Modal kerja merupakan investasi perusahaan dalam jangka pendek seperti kas, surat-
surat berharga (efek), piutang dan persediaan. Dengan modal kerja yang baik dan
efektif, maka kegiatan operasional perusahaan dapat meningkatkan laba perusahaan.
Selain itu, modal kerja dapat digunakan untuk membiayai pembelian bahan baku,
pembayaran upah, pembayaran gaji karyawan dan biaya operasional perusahaan
lainnya.

Adanya modal kerja yang cukup sangat penting bagi suatu perusahaan karena
dengan adanya modal kerja yang cukup itu memungkinkan bagi perusahaan untuk
beropersi dengan seekonomis mungkin dan perusahaan tidak mengalami kesulitan atau
menghadapi bahaya-bahaya yang mungkin timbul karena adanya krisis atau kekacauan
keuangan. Investasi dalam aset lancar seringkali mengalami perubahan dan cenderung
labil, sedangkan aset lancar adalah modal kerja perusahaan, artinya perubahan tersebut
akan berpengaruh terhadap modal kerja. Adanya modal kerja yang berlebihan
menunjukkan adanya dana yang tidak produktif, dan hal ini akan menimbulkan
kerugian bagi perusahaan karena adanya kesempatan untuk memperoleh keuntungan
telah disia-siakan. Sebaliknya adanya ketidakcukupan maupun mis management dalam
modal kerja merupakan sebab utama kegagalan suatu perusahaan.

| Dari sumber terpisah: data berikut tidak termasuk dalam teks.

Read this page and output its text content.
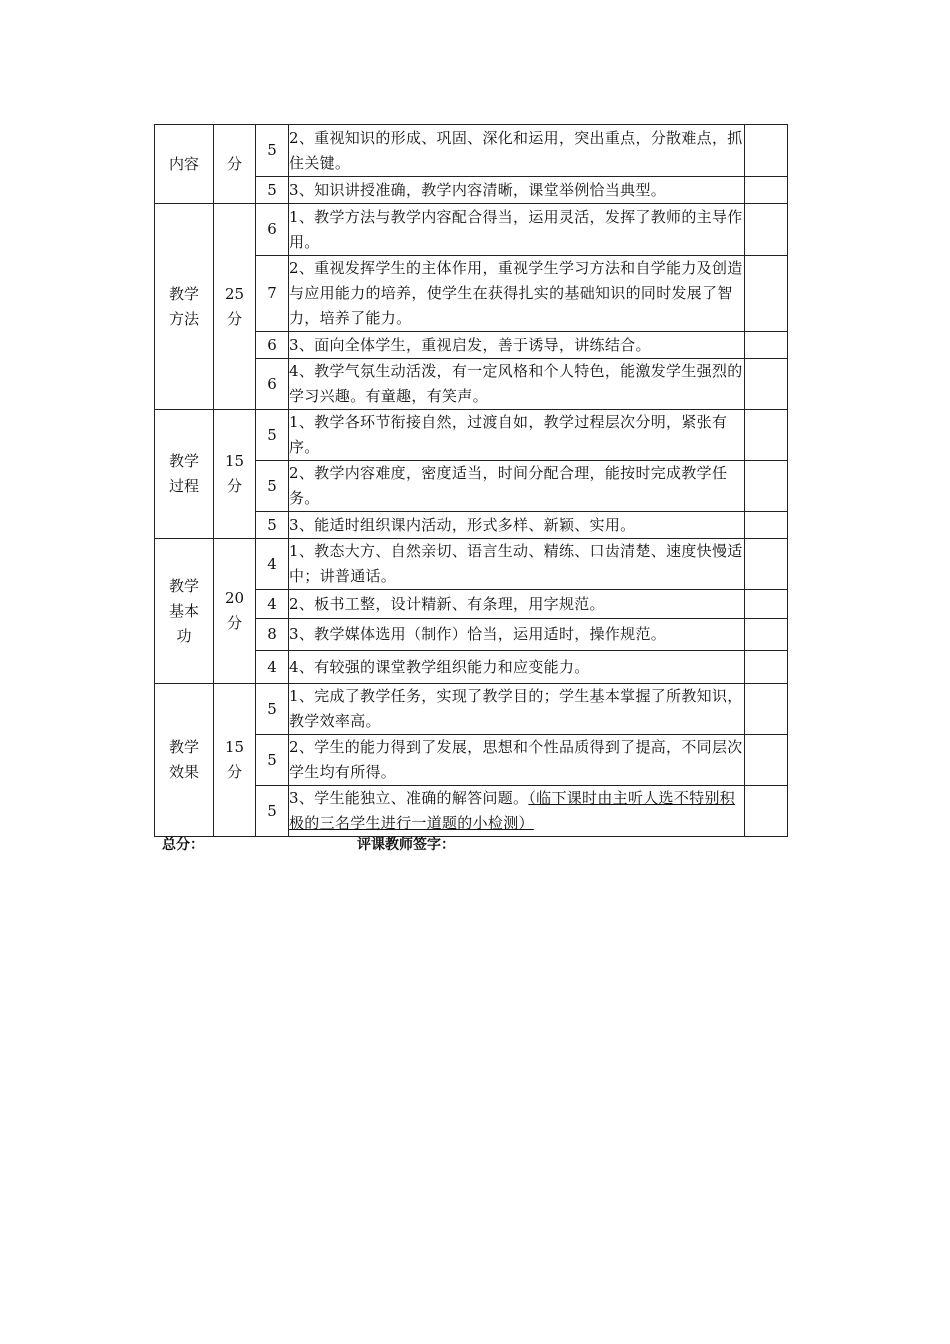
内容	分	5	2、重视知识的形成、巩固、深化和运用，突出重点，分散难点，抓住关键。	
		5	3、知识讲授准确，教学内容清晰，课堂举例恰当典型。	

教学方法	25分	6	1、教学方法与教学内容配合得当，运用灵活，发挥了教师的主导作用。	
		7	2、重视发挥学生的主体作用，重视学生学习方法和自学能力及创造与应用能力的培养，使学生在获得扎实的基础知识的同时发展了智力，培养了能力。	
		6	3、面向全体学生，重视启发，善于诱导，讲练结合。	
		6	4、教学气氛生动活泼，有一定风格和个人特色，能激发学生强烈的学习兴趣。有童趣，有笑声。	

教学过程	15分	5	1、教学各环节衔接自然，过渡自如，教学过程层次分明，紧张有序。	
		5	2、教学内容难度，密度适当，时间分配合理，能按时完成教学任务。	
		5	3、能适时组织课内活动，形式多样、新颖、实用。	

教学基本功	20分	4	1、教态大方、自然亲切、语言生动、精练、口齿清楚、速度快慢适中；讲普通话。	
		4	2、板书工整，设计精新、有条理，用字规范。	
		8	3、教学媒体选用（制作）恰当，运用适时，操作规范。	
		4	4、有较强的课堂教学组织能力和应变能力。	

教学效果	15分	5	1、完成了教学任务，实现了教学目的；学生基本掌握了所教知识，教学效率高。	
		5	2、学生的能力得到了发展，思想和个性品质得到了提高，不同层次学生均有所得。	
		5	3、学生能独立、准确的解答问题。（临下课时由主听人选不特别积极的三名学生进行一道题的小检测）	
总分：	评课教师签字：
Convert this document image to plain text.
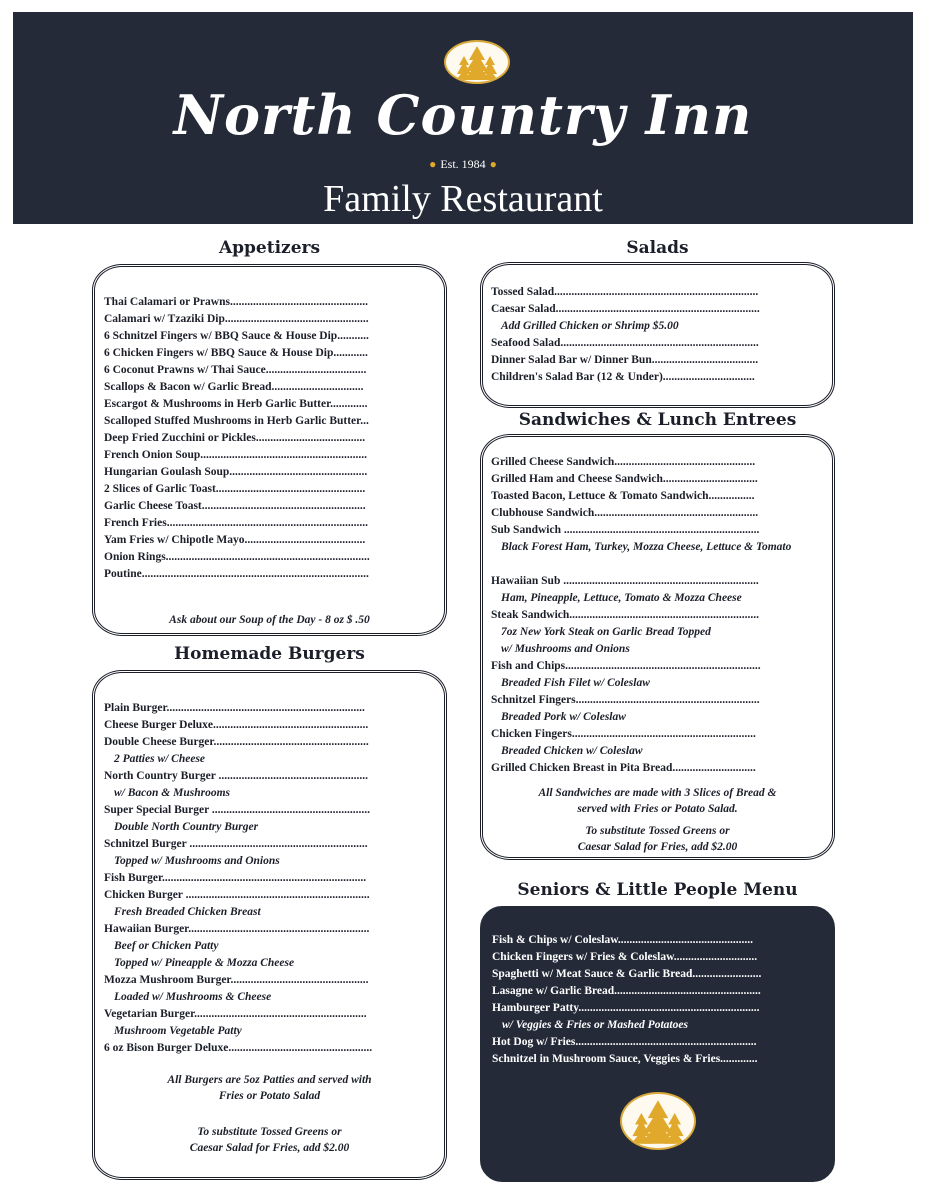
North Country Inn
● Est. 1984 ●
Family Restaurant
Appetizers
Thai Calamari or Prawns................................................
Calamari w/ Tzaziki Dip..................................................
6 Schnitzel Fingers w/ BBQ Sauce & House Dip...........
6 Chicken Fingers w/ BBQ Sauce & House Dip............
6 Coconut Prawns w/ Thai Sauce...................................
Scallops & Bacon w/ Garlic Bread................................
Escargot & Mushrooms in Herb Garlic Butter.............
Scalloped Stuffed Mushrooms in Herb Garlic Butter...
Deep Fried Zucchini or Pickles......................................
French Onion Soup..........................................................
Hungarian Goulash Soup................................................
2 Slices of Garlic Toast....................................................
Garlic Cheese Toast.........................................................
French Fries......................................................................
Yam Fries w/ Chipotle Mayo..........................................
Onion Rings.......................................................................
Poutine...............................................................................
Ask about our Soup of the Day - 8 oz $ .50
Homemade Burgers
Plain Burger.....................................................................
Cheese Burger Deluxe......................................................
Double Cheese Burger......................................................
2 Patties w/ Cheese
North Country Burger ....................................................
w/ Bacon & Mushrooms
Super Special Burger .......................................................
Double North Country Burger
Schnitzel Burger ..............................................................
Topped w/ Mushrooms and Onions
Fish Burger.......................................................................
Chicken Burger ................................................................
Fresh Breaded Chicken Breast
Hawaiian Burger...............................................................
Beef or Chicken Patty
Topped w/ Pineapple & Mozza Cheese
Mozza Mushroom Burger................................................
Loaded w/ Mushrooms & Cheese
Vegetarian Burger............................................................
Mushroom Vegetable Patty
6 oz Bison Burger Deluxe..................................................
All Burgers are 5oz Patties and served with
Fries or Potato Salad
To substitute Tossed Greens or
Caesar Salad for Fries, add $2.00
Salads
Tossed Salad.......................................................................
Caesar Salad.......................................................................
Add Grilled Chicken or Shrimp $5.00
Seafood Salad.....................................................................
Dinner Salad Bar w/ Dinner Bun.....................................
Children's Salad Bar (12 & Under)................................
Sandwiches & Lunch Entrees
Grilled Cheese Sandwich.................................................
Grilled Ham and Cheese Sandwich.................................
Toasted Bacon, Lettuce & Tomato Sandwich................
Clubhouse Sandwich.........................................................
Sub Sandwich ....................................................................
Black Forest Ham, Turkey, Mozza Cheese, Lettuce & Tomato
Hawaiian Sub ....................................................................
Ham, Pineapple, Lettuce, Tomato & Mozza Cheese
Steak Sandwich..................................................................
7oz New York Steak on Garlic Bread Topped
w/ Mushrooms and Onions
Fish and Chips....................................................................
Breaded Fish Filet w/ Coleslaw
Schnitzel Fingers................................................................
Breaded Pork w/ Coleslaw
Chicken Fingers................................................................
Breaded Chicken w/ Coleslaw
Grilled Chicken Breast in Pita Bread.............................
All Sandwiches are made with 3 Slices of Bread &
served with Fries or Potato Salad.
To substitute Tossed Greens or
Caesar Salad for Fries, add $2.00
Seniors & Little People Menu
Fish & Chips w/ Coleslaw...............................................
Chicken Fingers w/ Fries & Coleslaw.............................
Spaghetti w/ Meat Sauce & Garlic Bread........................
Lasagne w/ Garlic Bread...................................................
Hamburger Patty...............................................................
w/ Veggies & Fries or Mashed Potatoes
Hot Dog w/ Fries...............................................................
Schnitzel in Mushroom Sauce, Veggies & Fries.............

Dengan adanya modal kerja yang cukup, dapat menguntungkan perusahaan


karena perusahaan akan dapat memproduksi barang-barang pada saat dibutuhkan
daripada harus menumpuk banyak persediaan yang dikelola oleh perusahaan, sehingga
operasi perusahaan akan berjalan dengan ekonomis dan efisien. Dari hasil penjualan
yang tinggi, perusahaan akan mendapatkan keuntungan yang semakin meningkat, yang
merupakan salah satu tujuan didirikannya perusahaan.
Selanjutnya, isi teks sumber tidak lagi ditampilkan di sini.